A.B. Moldes, R. Devesa-Rey, J.M. Cruz

University of Vigo (SPAIN)
The main goal of introductory Chemical Engineering courses is to establish the basic foundations of fluid flow, heat transfer and mass transfer of the basic principles and major unit operations. Also, in many subjects of Science and Engineering, students have to undertake experiments in a laboratory as part of the course. Lab works should give to the students “hands on” experience in the use of equipment and experimental techniques and also allow to the students make links between the object/event world and the theory/model world. The main goals as engineering educators should include equipping students with problem-solving, communication, teamwork, self-assessment, change management and lifelong learning skills [1]. Suitable approaches for laboratory courses should include collecting and analyzing experimental data to understand unit operations; developing written communication skills by presenting experimental results in written reports; working in teams in a safe and productive environment; applying principles of design; and learning to use scientific computer software. However, although there seems to be a general agreement that laboratories are necessary, there is also a lack of consensus on the basic objectives they have to accomplish [2]. So, most of the times students have to developed different experiments following a protocol in few days and they do not generalize in a scientifically epistemic manner and they do not make links between the object/event world and the theory/model world.

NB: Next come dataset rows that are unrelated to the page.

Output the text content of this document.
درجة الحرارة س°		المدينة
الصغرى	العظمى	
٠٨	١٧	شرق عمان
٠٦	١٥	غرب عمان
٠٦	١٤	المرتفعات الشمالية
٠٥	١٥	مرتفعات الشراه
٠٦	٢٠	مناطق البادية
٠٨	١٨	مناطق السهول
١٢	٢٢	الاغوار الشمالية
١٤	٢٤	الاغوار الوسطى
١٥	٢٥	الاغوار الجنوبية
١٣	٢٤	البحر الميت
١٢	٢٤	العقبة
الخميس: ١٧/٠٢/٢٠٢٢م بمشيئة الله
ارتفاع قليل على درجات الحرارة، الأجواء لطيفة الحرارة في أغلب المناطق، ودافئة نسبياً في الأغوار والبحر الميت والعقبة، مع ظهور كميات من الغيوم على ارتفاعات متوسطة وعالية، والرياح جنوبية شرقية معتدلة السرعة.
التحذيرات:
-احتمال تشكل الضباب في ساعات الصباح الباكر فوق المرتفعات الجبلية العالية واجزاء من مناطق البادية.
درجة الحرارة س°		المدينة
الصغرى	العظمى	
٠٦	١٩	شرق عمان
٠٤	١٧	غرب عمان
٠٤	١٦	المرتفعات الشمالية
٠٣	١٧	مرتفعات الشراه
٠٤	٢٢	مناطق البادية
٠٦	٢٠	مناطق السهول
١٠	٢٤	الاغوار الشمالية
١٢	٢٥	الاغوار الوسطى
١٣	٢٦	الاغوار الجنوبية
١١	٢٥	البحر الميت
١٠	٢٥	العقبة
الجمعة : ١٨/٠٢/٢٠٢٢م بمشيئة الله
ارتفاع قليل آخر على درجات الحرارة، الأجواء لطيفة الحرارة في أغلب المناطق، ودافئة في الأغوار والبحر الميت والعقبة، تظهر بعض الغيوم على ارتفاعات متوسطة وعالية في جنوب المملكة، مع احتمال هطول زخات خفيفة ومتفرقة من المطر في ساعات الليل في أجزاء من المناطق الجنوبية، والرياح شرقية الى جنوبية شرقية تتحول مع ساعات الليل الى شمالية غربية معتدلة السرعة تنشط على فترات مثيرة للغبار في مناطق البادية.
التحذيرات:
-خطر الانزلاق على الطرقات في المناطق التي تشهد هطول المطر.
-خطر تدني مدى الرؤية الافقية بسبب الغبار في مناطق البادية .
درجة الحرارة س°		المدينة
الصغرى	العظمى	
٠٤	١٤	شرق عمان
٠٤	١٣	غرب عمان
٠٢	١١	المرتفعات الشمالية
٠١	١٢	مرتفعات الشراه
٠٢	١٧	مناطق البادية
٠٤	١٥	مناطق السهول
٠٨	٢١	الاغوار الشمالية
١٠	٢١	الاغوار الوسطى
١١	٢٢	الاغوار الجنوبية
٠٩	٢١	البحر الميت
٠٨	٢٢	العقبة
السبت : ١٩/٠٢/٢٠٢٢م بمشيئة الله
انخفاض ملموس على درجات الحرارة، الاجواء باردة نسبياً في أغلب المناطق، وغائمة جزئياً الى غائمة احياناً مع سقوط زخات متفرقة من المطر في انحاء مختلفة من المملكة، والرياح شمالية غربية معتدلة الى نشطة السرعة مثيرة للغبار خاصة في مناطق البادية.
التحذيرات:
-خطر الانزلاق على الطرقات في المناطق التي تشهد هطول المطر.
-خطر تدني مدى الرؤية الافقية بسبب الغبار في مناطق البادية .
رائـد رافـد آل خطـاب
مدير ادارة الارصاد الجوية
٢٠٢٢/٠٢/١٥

This paper proposes the reduction of the number of experiments carried out in the laboratory to increase the number of hours employed in a single experiment to solve a specific problem. In subjects for example with 15 hours of experiments in laboratory, we propose that students design their own experimental work employing statistical software like Statgraphics based on response surface methodology. In particular, the paper considers the application of an experimental design employing scientific software like Statgraphics to mimic the management of polluted effluents from industries, so students will relate “real world” into an otherwise theoretical education. The main laboratory skills developed under the framework of this course will be problem-working, communication and teamwork. So, a sequential learning is proposed, where students will gain understanding in linear steps, with each step following logically from the previous one. This will make students to follow logical stepwise paths in finding solutions, strengthening their global thinking skills by relating each new topic with the things they already know.

[1] Woods, D.R., Felder, R.M., Rugarcia, A., Stice, J.E. (2000). The future of engineering education III. Developing critical skills. Chemical Engineering Education 34(2), 108-117.
[2] Feisel, L.D., Rosa, A.J. (2005). The Role of the Laboratory in Undergraduate Engineering Education. Journal of Engineering Education 121-130.